Going forward, the primacy of the willfulness issue, together with the continued legal uncertainty surrounding firm offers,
places a premium on companies’ being able to document a good-faith effort to review their prescreen activities for compliance
with the FCRA.
For more information, contact Michael Agoglia at magolia@mofo.com.
HUD Announces RESPA Settlements
On July 18, HUD announced its first settlements, totaling $1.6 million, of Real Estate Settlement Procedures Act ("RESPA")
charges involving payments made to captive title reinsurance companies. HUD reached settlements with national mortgage lender
CitiMortgage, Inc. and homebuilders M.D.C. Holdings, Inc. (Richmond American Homes) and WL Homes (John Laing Homes), and their
various captive title reinsurance companies. The companies cooperated in HUD’s investigation, and in addition to the settlement
payments, they agreed not to enter into any new captive title arrangements and to cease writing new captive title reinsurance
business. As we have previously reported, some states recently have reached substantial settlements with a number of title
companies over allegations of illegal payments in the title insurance industry, including payments to captive title reinsurers.
HUD views any captive title reinsurance arrangements in which payments are not bona fide and exceed the value of the reinsurance
as a violation of RESPA, and it is particularly concerned when captive title reinsurance arrangements involve an entity that
is in a position to refer business to the primary title insurer.

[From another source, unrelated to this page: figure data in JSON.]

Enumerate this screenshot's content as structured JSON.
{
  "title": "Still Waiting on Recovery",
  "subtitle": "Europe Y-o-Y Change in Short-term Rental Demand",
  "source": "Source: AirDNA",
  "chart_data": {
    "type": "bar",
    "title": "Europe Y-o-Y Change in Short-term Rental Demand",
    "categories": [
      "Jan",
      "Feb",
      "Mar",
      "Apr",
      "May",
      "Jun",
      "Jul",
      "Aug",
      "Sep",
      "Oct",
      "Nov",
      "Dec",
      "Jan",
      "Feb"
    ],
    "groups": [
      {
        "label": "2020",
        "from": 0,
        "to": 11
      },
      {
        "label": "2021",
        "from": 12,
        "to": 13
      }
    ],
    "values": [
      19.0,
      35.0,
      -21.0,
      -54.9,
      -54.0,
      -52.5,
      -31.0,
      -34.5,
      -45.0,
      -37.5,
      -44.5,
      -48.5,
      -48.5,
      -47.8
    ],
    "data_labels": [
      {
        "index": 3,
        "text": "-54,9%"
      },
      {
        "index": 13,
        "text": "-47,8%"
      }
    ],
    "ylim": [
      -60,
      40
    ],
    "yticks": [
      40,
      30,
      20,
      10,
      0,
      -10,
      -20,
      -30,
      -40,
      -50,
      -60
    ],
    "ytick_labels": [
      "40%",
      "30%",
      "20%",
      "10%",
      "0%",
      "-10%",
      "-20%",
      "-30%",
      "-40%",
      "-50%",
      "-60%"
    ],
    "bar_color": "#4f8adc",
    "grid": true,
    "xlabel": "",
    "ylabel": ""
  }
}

HUD Proposes Definition of "Predatory" for GSEs
It’s an election year, as if we needed reminding. So, HUD has proposed to define predatory practices for purposes of proscribing
predatory lending purchases by Fannie Mae and Freddie Mac and rendering them ineligible toward the agencies’ affordable housing
goals. The Proposal would amend the definition of "mortgages with unacceptable terms and conditions or resulting from unacceptable
practices" and "mortgages contrary to good lending practices" in 24 C.F.R. § 81.2. Mortgages that meet these definitions are
ineligible for goals credit. Under the Proposal, the Secretary of HUD would be permitted to add to the list of "good lending
practices" or the list of "unacceptable terms and conditions or resulting from unacceptable practices" by initiating a notice
and comment period.
For further information, contact Joe Gabai at jgabai@mofo.com.
HMDA on the Hill
Federal Reserve Board Governor Mark Olson’s June 13 testimony before the House Financial Institutions Subcommittee hearing
about the 2004 HMDA (Home Mortgage Disclosure Act) data had some predictable fireworks. It is the rare Congressperson that
can pass up a good sound bite opportunity, and Rep. Barbara Lee (D-Cal.) did not disappoint, declaring that the HMDA data
show that "[i]t’s very clear that the American dream is becoming a nightmare for so many Americans." Although Governor Olson
conceded that the HMDA data were "disturbing," he reiterated in his testimony that the data were not sufficient to show discrimination
in loan pricing because the data do not reflect borrowers’ credit scores or lenders’ underwriting and risk-based pricing methods.